Olhando as últimas edições, é difícil entender quem é o leitor. Se tivesse de apostar num perfil , eu diria que se trata talvez de um estudante permanentemente descontente com a reitoria, com os governos estadual e federal, extremamente interessado nos assuntos sindicais, engajado em protestos e na vida social da Cidade Universitária. Enfim, alguém muito parecido com o tipo de estudante que escreve os textos, provavelmente. Isso não é um problema em si. Mas é pobre.

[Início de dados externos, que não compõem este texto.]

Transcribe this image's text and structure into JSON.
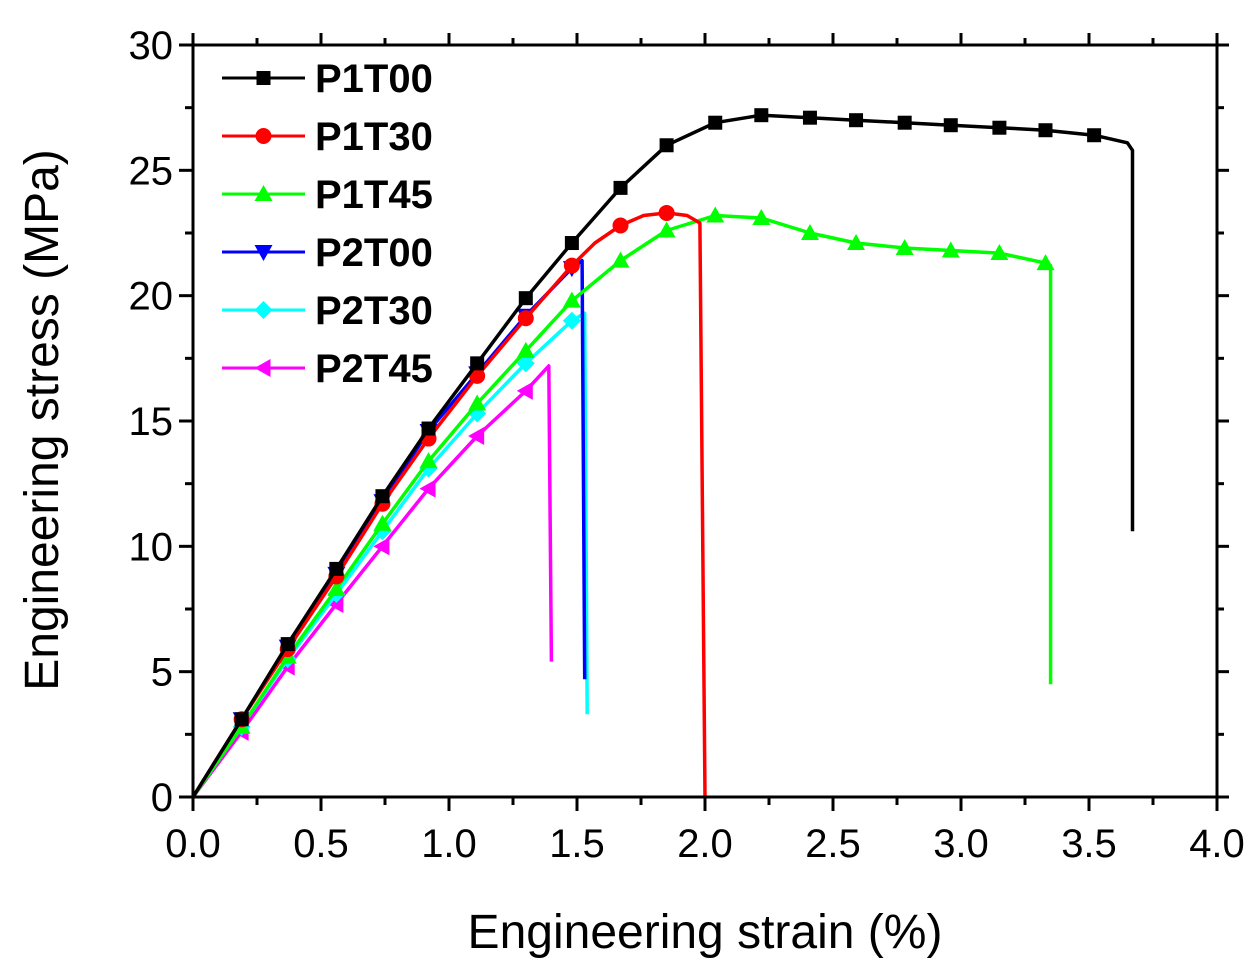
{
  "chart_data": {
    "type": "line",
    "title": "",
    "xlabel": "Engineering strain (%)",
    "ylabel": "Engineering stress (MPa)",
    "xlim": [
      0,
      4.0
    ],
    "ylim": [
      0,
      30
    ],
    "xticks": [
      0.0,
      0.5,
      1.0,
      1.5,
      2.0,
      2.5,
      3.0,
      3.5,
      4.0
    ],
    "xtick_labels": [
      "0.0",
      "0.5",
      "1.0",
      "1.5",
      "2.0",
      "2.5",
      "3.0",
      "3.5",
      "4.0"
    ],
    "yticks": [
      0,
      5,
      10,
      15,
      20,
      25,
      30
    ],
    "ytick_labels": [
      "0",
      "5",
      "10",
      "15",
      "20",
      "25",
      "30"
    ],
    "grid": false,
    "legend_position": "top-left",
    "series": [
      {
        "name": "P1T00",
        "color": "#000000",
        "marker": "square",
        "line": [
          [
            0,
            0
          ],
          [
            0.19,
            3.1
          ],
          [
            0.37,
            6.1
          ],
          [
            0.56,
            9.1
          ],
          [
            0.74,
            12.0
          ],
          [
            0.92,
            14.7
          ],
          [
            1.11,
            17.3
          ],
          [
            1.3,
            19.9
          ],
          [
            1.48,
            22.1
          ],
          [
            1.67,
            24.3
          ],
          [
            1.85,
            26.0
          ],
          [
            2.04,
            26.9
          ],
          [
            2.22,
            27.2
          ],
          [
            2.41,
            27.1
          ],
          [
            2.59,
            27.0
          ],
          [
            2.78,
            26.9
          ],
          [
            2.96,
            26.8
          ],
          [
            3.15,
            26.7
          ],
          [
            3.33,
            26.6
          ],
          [
            3.52,
            26.4
          ],
          [
            3.65,
            26.1
          ],
          [
            3.67,
            25.8
          ],
          [
            3.67,
            10.6
          ]
        ],
        "markers": [
          [
            0.19,
            3.1
          ],
          [
            0.37,
            6.1
          ],
          [
            0.56,
            9.1
          ],
          [
            0.74,
            12.0
          ],
          [
            0.92,
            14.7
          ],
          [
            1.11,
            17.3
          ],
          [
            1.3,
            19.9
          ],
          [
            1.48,
            22.1
          ],
          [
            1.67,
            24.3
          ],
          [
            1.85,
            26.0
          ],
          [
            2.04,
            26.9
          ],
          [
            2.22,
            27.2
          ],
          [
            2.41,
            27.1
          ],
          [
            2.59,
            27.0
          ],
          [
            2.78,
            26.9
          ],
          [
            2.96,
            26.8
          ],
          [
            3.15,
            26.7
          ],
          [
            3.33,
            26.6
          ],
          [
            3.52,
            26.4
          ]
        ]
      },
      {
        "name": "P1T30",
        "color": "#ff0000",
        "marker": "circle",
        "line": [
          [
            0,
            0
          ],
          [
            0.19,
            3.1
          ],
          [
            0.37,
            5.9
          ],
          [
            0.56,
            8.8
          ],
          [
            0.74,
            11.7
          ],
          [
            0.92,
            14.3
          ],
          [
            1.11,
            16.8
          ],
          [
            1.3,
            19.1
          ],
          [
            1.48,
            21.2
          ],
          [
            1.57,
            22.1
          ],
          [
            1.67,
            22.8
          ],
          [
            1.76,
            23.2
          ],
          [
            1.85,
            23.3
          ],
          [
            1.93,
            23.2
          ],
          [
            1.98,
            22.9
          ],
          [
            2.0,
            0
          ]
        ],
        "markers": [
          [
            0.19,
            3.1
          ],
          [
            0.37,
            5.9
          ],
          [
            0.56,
            8.8
          ],
          [
            0.74,
            11.7
          ],
          [
            0.92,
            14.3
          ],
          [
            1.11,
            16.8
          ],
          [
            1.3,
            19.1
          ],
          [
            1.48,
            21.2
          ],
          [
            1.67,
            22.8
          ],
          [
            1.85,
            23.3
          ]
        ]
      },
      {
        "name": "P1T45",
        "color": "#00ff00",
        "marker": "triangle-up",
        "line": [
          [
            0,
            0
          ],
          [
            0.19,
            2.8
          ],
          [
            0.37,
            5.6
          ],
          [
            0.56,
            8.3
          ],
          [
            0.74,
            10.9
          ],
          [
            0.92,
            13.4
          ],
          [
            1.11,
            15.7
          ],
          [
            1.3,
            17.8
          ],
          [
            1.48,
            19.8
          ],
          [
            1.67,
            21.4
          ],
          [
            1.85,
            22.6
          ],
          [
            2.04,
            23.2
          ],
          [
            2.22,
            23.1
          ],
          [
            2.41,
            22.5
          ],
          [
            2.59,
            22.1
          ],
          [
            2.78,
            21.9
          ],
          [
            2.96,
            21.8
          ],
          [
            3.15,
            21.7
          ],
          [
            3.33,
            21.3
          ],
          [
            3.35,
            21.2
          ],
          [
            3.35,
            4.5
          ]
        ],
        "markers": [
          [
            0.19,
            2.8
          ],
          [
            0.37,
            5.6
          ],
          [
            0.56,
            8.3
          ],
          [
            0.74,
            10.9
          ],
          [
            0.92,
            13.4
          ],
          [
            1.11,
            15.7
          ],
          [
            1.3,
            17.8
          ],
          [
            1.48,
            19.8
          ],
          [
            1.67,
            21.4
          ],
          [
            1.85,
            22.6
          ],
          [
            2.04,
            23.2
          ],
          [
            2.22,
            23.1
          ],
          [
            2.41,
            22.5
          ],
          [
            2.59,
            22.1
          ],
          [
            2.78,
            21.9
          ],
          [
            2.96,
            21.8
          ],
          [
            3.15,
            21.7
          ],
          [
            3.33,
            21.3
          ]
        ]
      },
      {
        "name": "P2T00",
        "color": "#0000ff",
        "marker": "triangle-down",
        "line": [
          [
            0,
            0
          ],
          [
            0.19,
            3.1
          ],
          [
            0.37,
            6.0
          ],
          [
            0.56,
            8.9
          ],
          [
            0.74,
            11.8
          ],
          [
            0.92,
            14.6
          ],
          [
            1.11,
            16.9
          ],
          [
            1.3,
            19.2
          ],
          [
            1.48,
            21.1
          ],
          [
            1.52,
            21.4
          ],
          [
            1.53,
            4.7
          ]
        ],
        "markers": [
          [
            0.19,
            3.1
          ],
          [
            0.37,
            6.0
          ],
          [
            0.56,
            8.9
          ],
          [
            0.74,
            11.8
          ],
          [
            0.92,
            14.6
          ],
          [
            1.11,
            16.9
          ],
          [
            1.3,
            19.2
          ],
          [
            1.48,
            21.1
          ]
        ]
      },
      {
        "name": "P2T30",
        "color": "#00ffff",
        "marker": "diamond",
        "line": [
          [
            0,
            0
          ],
          [
            0.19,
            2.8
          ],
          [
            0.37,
            5.5
          ],
          [
            0.56,
            8.1
          ],
          [
            0.74,
            10.6
          ],
          [
            0.92,
            13.1
          ],
          [
            1.11,
            15.3
          ],
          [
            1.3,
            17.3
          ],
          [
            1.48,
            19.0
          ],
          [
            1.53,
            19.3
          ],
          [
            1.54,
            3.3
          ]
        ],
        "markers": [
          [
            0.19,
            2.8
          ],
          [
            0.37,
            5.5
          ],
          [
            0.56,
            8.1
          ],
          [
            0.74,
            10.6
          ],
          [
            0.92,
            13.1
          ],
          [
            1.11,
            15.3
          ],
          [
            1.3,
            17.3
          ],
          [
            1.48,
            19.0
          ]
        ]
      },
      {
        "name": "P2T45",
        "color": "#ff00ff",
        "marker": "triangle-left",
        "line": [
          [
            0,
            0
          ],
          [
            0.19,
            2.6
          ],
          [
            0.37,
            5.2
          ],
          [
            0.56,
            7.7
          ],
          [
            0.74,
            10.0
          ],
          [
            0.92,
            12.3
          ],
          [
            1.11,
            14.4
          ],
          [
            1.3,
            16.2
          ],
          [
            1.39,
            17.2
          ],
          [
            1.4,
            5.4
          ]
        ],
        "markers": [
          [
            0.19,
            2.6
          ],
          [
            0.37,
            5.2
          ],
          [
            0.56,
            7.7
          ],
          [
            0.74,
            10.0
          ],
          [
            0.92,
            12.3
          ],
          [
            1.11,
            14.4
          ],
          [
            1.3,
            16.2
          ]
        ]
      }
    ]
  }
}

Um exemplo: o espaço da Biblioteca da Brasiliana Guita e José Mindlin “registrou aumento na circulação de alunos”, mas se ressente dos “problemas com divulgação de suas atividades”. A quem interessaria saber disso, mas ficar sem saber qual o calendário das apresentações de música que “ocorrem no local toda quinta-feira”? Não há agenda, endereço, site ou telefone. Afinal, para quem se escreve um texto assim?

Qual a utilidade de ler uma página inteira com descrições sobre o perrengue do transporte público na Cidade Universitária e a insuficiência de alternativas, como ciclovias, se não há um questionamento frontal à Secretaria de Transporte ou um gráfico mostrando a oscilação de público nos diferentes horários do dia, para que os passageiros se programem melhor; ou ainda as rotas mais seguras de bicicleta, as rotas noturnas mais bem iluminadas, enfim, algo que faça com que o leitor realmente veja utilidade na informação que está consumindo?

Nem tudo precisa ser matéria “de serviço”, como dizemos no jargão. Porém, nem tudo tem de ser um desserviço também. Afinal, pode até não parecer, mas tem alguém lendo isso.